Chi mi segue da tempo, sui vari blog che ho avuto, sa che ho un sinistro passato politico, poi, data l’impossibilità dell’allora sinistra sedicente radica-chic-progressista de mecojoni, di trovare un’alternativa ideologico programmatica all’odio viscerale per Berlusconi e ciò che rappresentava, ho deciso di abbandonare la militanza, preferendo all’epoca, la cronaca e la critica.

Tutto bene, finché rientravo comunque in un recinto liberal, che non vuol dire liberale, ma che comunque mi allargava il raggio dalla restrizione combat-salottiera di Bertinotti, passando per il moralismo giustizialista di Di Pietro (di fatto il precursore dei Cinque Stelle) fino ad approdare al Fanfani 2.0 di nome Matteo Renzi.

Il partitone, come lo chiamano da queste parti, non mi è mai piaciuto, ho sempre preferito guardare ai lati di questa enorme piovra che scandisce i ritmi di chi vive tra il Po e il Cimone, tra l’Adriatico e l’oltrepò Pavese e… tra la via Emilia e il West.

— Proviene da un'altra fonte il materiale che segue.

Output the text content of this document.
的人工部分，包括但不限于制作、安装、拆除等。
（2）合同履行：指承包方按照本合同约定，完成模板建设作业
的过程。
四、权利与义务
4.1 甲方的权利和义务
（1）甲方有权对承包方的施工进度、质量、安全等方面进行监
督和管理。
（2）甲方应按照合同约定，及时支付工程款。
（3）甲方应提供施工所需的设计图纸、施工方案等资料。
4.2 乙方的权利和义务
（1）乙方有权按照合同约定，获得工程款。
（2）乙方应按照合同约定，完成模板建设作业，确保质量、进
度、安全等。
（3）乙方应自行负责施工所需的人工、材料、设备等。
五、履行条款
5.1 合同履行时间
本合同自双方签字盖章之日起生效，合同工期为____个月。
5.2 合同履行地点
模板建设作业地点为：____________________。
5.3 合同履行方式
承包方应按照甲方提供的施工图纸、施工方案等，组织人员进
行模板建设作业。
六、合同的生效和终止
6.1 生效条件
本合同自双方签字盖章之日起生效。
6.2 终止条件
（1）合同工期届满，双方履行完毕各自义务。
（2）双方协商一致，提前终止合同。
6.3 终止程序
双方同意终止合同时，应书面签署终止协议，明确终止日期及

Lo spaccone fiorentino sembrava una vaga possibilità di ammodernamento del partitone, soprattutto dalle incrostazioni ideologico-sovietiche ma, per chi conosce le dinamiche, già quando si impossessò dei vertici del partito, la base era rimasta fedele alla linea e, tra un referendum e un’elezione i risultati si sono visti… Poi che il Bomba fosse tutt’altra cosa rispetto a quel che ha fatto vedere agli inizi, beh, quello è una triste realtà.

Fatto sta, che gli emiliano romagnoli, un po’ per paura, un po’ per pragmatismo, un po’ perché è l’usato sicuro (ma questa riflessione va comunque letta), fedeli alla linea lo sono stati, fin troppo, anche se, vivaddio, governeranno si spera, con un po’ di pepe al culo, ammesso e non concesso che la nuova opposizione a trazione leghista faccia il suo dovere.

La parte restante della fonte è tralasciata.